Installation

Requirements

  • Python 2.7, 3.5, 3.6, 3.7, or 3.8

Platforms

py_entitymatching has been tested on Linux (Ubuntu Xenial 16.04.6), macOS (High Sierra 10.13.6), and Windows 10.

Dependencies

  • pandas (provides data structures to store and manage tables)

  • scikit-learn (provides implementations for common machine learning algorithms)

  • joblib (provides multiprocessing capabilities)

  • pyqt5 (provides tools to build GUIs)

  • py_stringsimjoin (provides implementations for string similarity joins)

  • py_stringmatching (provides a set of string tokenizers and string similarity functions)

  • cloudpickle (provides functions to serialize Python constructs)

  • pyprind (library to display progress indicators)

  • pyparsing (library to parse strings)

  • six (provides functions to write compatible code across Python 2 and 3)

  • xgboost (provides an implementation for xgboost classifier)

  • pandas-profiling (provides implementation for profiling pandas dataframe)

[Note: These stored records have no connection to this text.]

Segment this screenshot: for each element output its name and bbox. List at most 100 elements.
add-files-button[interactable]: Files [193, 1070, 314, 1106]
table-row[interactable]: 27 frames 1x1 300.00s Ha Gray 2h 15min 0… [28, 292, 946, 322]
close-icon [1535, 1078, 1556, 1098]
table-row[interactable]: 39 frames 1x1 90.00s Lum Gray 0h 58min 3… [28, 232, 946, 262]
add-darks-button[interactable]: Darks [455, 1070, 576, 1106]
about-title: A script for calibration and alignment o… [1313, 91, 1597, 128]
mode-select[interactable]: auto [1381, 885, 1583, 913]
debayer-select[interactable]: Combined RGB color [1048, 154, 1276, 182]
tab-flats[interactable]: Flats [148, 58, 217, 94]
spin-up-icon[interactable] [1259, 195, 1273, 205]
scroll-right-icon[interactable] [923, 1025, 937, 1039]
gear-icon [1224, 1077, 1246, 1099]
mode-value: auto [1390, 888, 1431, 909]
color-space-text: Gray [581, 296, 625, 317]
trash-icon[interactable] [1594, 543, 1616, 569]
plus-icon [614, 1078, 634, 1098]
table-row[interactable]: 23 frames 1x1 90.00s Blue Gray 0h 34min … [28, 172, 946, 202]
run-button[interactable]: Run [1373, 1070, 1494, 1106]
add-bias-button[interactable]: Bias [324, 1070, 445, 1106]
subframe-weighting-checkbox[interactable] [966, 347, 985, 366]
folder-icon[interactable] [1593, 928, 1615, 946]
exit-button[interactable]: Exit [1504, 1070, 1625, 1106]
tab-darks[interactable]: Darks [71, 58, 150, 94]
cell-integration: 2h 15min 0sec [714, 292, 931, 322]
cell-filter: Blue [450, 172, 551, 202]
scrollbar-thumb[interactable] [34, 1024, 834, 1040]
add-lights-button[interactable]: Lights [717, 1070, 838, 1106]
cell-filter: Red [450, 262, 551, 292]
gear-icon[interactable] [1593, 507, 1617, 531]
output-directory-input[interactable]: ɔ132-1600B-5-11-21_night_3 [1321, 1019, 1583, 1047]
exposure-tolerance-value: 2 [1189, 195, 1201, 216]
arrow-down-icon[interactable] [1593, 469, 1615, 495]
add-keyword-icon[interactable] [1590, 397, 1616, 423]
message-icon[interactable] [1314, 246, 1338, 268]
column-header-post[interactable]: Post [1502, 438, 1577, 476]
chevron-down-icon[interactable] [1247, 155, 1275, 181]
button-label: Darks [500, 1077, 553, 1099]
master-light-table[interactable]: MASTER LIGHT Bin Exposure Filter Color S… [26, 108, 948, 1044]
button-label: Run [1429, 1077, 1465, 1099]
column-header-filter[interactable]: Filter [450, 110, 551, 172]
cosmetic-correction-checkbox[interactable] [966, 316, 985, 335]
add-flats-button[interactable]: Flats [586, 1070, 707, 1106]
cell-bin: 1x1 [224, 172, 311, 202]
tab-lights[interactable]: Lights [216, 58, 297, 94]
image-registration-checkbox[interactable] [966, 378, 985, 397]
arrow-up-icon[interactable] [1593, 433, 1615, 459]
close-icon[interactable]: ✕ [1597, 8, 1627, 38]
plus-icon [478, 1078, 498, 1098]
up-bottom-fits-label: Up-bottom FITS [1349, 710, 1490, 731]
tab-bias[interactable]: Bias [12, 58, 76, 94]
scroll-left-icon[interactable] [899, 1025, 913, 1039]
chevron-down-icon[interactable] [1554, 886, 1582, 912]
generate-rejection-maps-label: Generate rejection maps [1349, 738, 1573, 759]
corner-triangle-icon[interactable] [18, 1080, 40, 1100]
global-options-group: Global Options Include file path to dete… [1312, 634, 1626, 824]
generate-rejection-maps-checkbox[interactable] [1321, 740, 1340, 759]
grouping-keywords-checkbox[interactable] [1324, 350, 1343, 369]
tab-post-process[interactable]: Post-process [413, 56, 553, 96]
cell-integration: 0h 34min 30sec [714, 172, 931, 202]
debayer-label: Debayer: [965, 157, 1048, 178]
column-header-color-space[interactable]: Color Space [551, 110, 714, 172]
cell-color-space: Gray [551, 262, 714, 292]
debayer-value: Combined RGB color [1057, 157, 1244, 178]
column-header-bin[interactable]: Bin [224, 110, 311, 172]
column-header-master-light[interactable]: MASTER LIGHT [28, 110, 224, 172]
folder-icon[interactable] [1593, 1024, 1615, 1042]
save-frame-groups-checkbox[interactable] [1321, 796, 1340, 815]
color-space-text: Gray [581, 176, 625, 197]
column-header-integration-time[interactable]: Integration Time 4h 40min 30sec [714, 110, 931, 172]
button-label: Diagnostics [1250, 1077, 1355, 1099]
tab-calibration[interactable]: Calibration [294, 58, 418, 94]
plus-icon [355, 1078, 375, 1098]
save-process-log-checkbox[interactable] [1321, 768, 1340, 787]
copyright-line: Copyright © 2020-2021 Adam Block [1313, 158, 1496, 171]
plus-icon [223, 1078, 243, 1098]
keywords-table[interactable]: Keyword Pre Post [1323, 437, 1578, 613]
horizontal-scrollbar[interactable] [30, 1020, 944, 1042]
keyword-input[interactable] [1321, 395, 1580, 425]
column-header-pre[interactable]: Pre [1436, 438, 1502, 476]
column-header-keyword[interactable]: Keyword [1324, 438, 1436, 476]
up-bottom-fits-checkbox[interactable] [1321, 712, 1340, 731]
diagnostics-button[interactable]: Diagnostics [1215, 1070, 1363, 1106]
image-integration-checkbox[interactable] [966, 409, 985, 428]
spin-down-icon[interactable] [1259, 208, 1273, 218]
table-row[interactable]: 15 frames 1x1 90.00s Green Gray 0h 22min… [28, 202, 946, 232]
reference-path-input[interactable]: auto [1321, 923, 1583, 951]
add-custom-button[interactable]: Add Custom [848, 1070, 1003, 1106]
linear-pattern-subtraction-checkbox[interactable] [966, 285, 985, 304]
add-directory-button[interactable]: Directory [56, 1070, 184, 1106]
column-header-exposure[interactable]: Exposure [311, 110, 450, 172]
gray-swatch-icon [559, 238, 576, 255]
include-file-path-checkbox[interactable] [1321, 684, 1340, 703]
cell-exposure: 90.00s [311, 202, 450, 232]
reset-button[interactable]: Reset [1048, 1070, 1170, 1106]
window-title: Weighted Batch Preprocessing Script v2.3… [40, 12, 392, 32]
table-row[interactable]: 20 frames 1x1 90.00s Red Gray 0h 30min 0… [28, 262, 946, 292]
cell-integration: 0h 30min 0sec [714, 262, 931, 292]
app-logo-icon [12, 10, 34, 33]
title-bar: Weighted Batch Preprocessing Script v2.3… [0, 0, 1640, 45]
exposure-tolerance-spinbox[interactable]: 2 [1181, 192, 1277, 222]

  • pandas-table (provides data exploration tool for pandas dataframe)

  • openrefine (provides data exploration tool for tables)

  • ipython (provides better tools for displaying tables in notebooks)

  • scipy (dependency for skikit-learn)

See the project README <https://github.com/anhaidgroup/py_entitymatching/blob/master/README.rst> for more information.

C Compiler Required

Installing Using conda Before installing this package, you need to make sure that you have a C compiler installed. This is necessary because this package contains Cython files. Go here for more information about how to check whether you already have a C compiler and how to install a C compiler. After you have confirmed that you have a C compiler installed, you are ready to install py_entitymatching.

Installing Using pip

To install the package using pip, execute the following command:

pip install -U numpy scipy py_entitymatching

The above command will install py_entitymatching and all of its dependencies except XGBoost, pandastable, openrefine, and PyQt5. This is because pip can only install the dependency packages that are available in PyPI and PyQt5, XGBoost, pandastable are not in PyPI for Python 2.

  • To install PyQt5, follow the instructions at this page.

  • To install XGBoost, follow the instructions at this page.

  • To install pandastable follow the instructions at this page.

  • To install openrefine follow the instructions at this page.

Installing from Source Distribution

Clone the py_entitymatching package from GitHub

Then, execute the following commands from the package root:

pip install -U numpy scipy
python setup.py install

which installs py_stringmatching into the default Python directory on your machine. If you do not have installation permission for that directory then you can install the package in your home directory as follows:

python setup.py install --user

For more information see this StackOverflow link.

The above commands will install py_entitymatching and all of its dependencies, except PyQt5 and XGBoost.

This is because, similar to pip, setup.py can only install the dependency packages that are available in PyPI and PyQt5, pandastable, XGBoost are not in PyPI for Python 2.

  • To install PyQt5, follow the instructions at this page.

  • To install XGBoost, follow the instructions at this page.

  • To install pandastable follow the instructions at this page.

  • To install openrefine follow the instructions at this page.

Note

Currently, py_entitymatching supports a set of experimental commands that help users create an EM workflow. Some of these commands will require installing Dask. To install dask refer to this `page <http://dask.pydata.org/en/latest/install.html`_.